Later this summer, the chain expects to begin stocking a low-carb soft drink, she added.
Sales of energy and meal replacement bars also are flat or down, but high-protein and low-carb bars are doing "extremely well," Mr. Fries said.
"I don't see these trends stopping in 2003 or 2004," he said.
Dr. Atkins, who died last month from head injuries suffered in a fall on an icy Manhattan sidewalk, first popularized the diet 31 years ago.
In 1989, taking advantage of the diet's steady popularity, he founded Atkins Nutritionals Inc. to make and market snacks that fit his diet.
The privately held company, which doesn't reveal sales numbers, distributes 90 to 100 products to retailers, including its Advantage bars and shakes. Last week, it announced its newest product, Atkins Endulge Ice Cream.
A low for carbs
The Atkins boom worries companies that depend on carbohydrates – such as pasta, tortilla and bread makers.
Pasta consumption is still growing, but hardly at the carbo-loading inspired rates of the 1980s, according to American Italian Pasta Co., the largest U.S. pasta maker.
"Our industry would be growing faster if not for the Atkins diet," said Tim Webster, president and chief executive of the company, based in Kansas City, Mo. "I've seen no other diet's effect be as substantial."
The Tortilla Industry Association addressed the threat head-on this month in a seminar titled: "An Industry in Crisis: The High-protein, Low-carb Diet and Its Effects on the Tortilla Industry."
Wheat flour consumption started dropping after 1997, when U.S. consumption hit a peak of 147 pounds per person. Last year, that figure fell to 139 pounds, said Judi Adams, president of the Wheat Foods Council in Parker, Colo.
"I like to equate what's happened to the industry to the book The Perfect Storm," she said. "Everything is hitting the industry all at one time."
Milling & Baking News executive editor Josh Sosland also used a nature metaphor to sum up the flour industry's problem. It "is in the middle of a hurricane right now," he said.

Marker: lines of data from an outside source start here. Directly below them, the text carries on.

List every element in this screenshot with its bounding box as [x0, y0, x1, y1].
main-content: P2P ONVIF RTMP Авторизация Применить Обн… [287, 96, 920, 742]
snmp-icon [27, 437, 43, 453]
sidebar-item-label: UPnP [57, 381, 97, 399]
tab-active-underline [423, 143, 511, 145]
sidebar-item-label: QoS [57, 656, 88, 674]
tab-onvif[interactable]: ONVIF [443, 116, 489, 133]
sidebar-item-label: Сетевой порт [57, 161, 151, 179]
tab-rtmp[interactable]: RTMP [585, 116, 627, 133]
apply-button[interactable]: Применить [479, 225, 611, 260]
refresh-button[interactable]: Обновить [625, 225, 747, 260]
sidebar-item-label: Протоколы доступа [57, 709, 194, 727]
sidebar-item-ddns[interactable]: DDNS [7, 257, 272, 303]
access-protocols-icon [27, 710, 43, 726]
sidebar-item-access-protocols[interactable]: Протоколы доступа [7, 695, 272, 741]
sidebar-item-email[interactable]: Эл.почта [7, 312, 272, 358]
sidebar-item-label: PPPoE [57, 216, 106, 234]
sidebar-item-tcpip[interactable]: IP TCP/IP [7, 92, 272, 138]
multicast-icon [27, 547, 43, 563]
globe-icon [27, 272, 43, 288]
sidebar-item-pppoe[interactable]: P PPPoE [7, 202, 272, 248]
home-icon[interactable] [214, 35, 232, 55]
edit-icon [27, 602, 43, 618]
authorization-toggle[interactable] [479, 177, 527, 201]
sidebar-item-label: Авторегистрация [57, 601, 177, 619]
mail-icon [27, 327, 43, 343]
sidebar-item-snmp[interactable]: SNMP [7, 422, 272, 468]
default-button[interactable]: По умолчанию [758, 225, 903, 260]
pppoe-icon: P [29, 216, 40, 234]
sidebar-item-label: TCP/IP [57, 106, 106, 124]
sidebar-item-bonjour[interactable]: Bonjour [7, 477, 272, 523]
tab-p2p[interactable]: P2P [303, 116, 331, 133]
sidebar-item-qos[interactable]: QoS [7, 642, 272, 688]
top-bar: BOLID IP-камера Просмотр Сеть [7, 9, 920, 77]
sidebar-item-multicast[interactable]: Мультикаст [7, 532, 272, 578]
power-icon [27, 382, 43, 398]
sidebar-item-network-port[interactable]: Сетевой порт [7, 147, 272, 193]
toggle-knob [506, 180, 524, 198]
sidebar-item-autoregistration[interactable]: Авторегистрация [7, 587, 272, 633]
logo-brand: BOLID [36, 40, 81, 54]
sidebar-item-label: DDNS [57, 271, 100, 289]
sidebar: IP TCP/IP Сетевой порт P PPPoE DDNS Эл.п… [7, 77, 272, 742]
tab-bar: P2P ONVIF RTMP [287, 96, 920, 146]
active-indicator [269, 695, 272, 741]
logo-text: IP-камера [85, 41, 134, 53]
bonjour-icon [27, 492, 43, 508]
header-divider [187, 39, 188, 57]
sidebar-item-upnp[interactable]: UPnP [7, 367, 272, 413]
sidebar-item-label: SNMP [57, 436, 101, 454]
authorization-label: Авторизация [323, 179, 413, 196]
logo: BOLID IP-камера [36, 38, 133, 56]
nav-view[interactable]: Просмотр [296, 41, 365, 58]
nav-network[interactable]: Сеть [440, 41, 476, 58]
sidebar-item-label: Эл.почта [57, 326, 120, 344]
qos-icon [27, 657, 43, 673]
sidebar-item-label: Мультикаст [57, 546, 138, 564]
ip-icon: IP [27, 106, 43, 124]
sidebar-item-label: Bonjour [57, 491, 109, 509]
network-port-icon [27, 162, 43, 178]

The industry is responding with low-sugar breads and low-carb pastas, but that's not the answer, Mr. Sosland said.
"When you look at headlines, it's horrifying for the industry," he said. "People are saying horrible things about refined flour. At the last meeting of the American Bakers Association, the industry committed to educating consumers. They've decided they're going to fight back."
The bread industry needs to remind people "it's making the staff of life, feeding Americans folic acid and doing more to prevent birth defects than the March of Dimes," Mr. Sosland added. "The industry knows it's making a wholesome product. It's frustrating."
Beefing up
The beef industry, on the other hand, is celebrating.
After declining steadily in the 1980s and much of the '90s, the industry saw consecutive quarters of increased demand during the last half of 1998. Beef sales have gone up for 12 of the last 14 quarters.
U.S. per capita consumption of beef in 2002 was 64.4 pounds, up from 62.9 pounds in 2001.
"Attention on high-protein diets has prompted the consumer to discover, or rediscover, the health benefits of protein," said Shalene McNeill, senior manager of nutrition communication at the Texas Beef Council, which represents 140,000 Texas cattle producers.
Richard Wortham, the council's executive vice president, said beef sales have been aided by "an industrywide focus to tell our science-based nutrition story" and the introduction of more convenient beef products.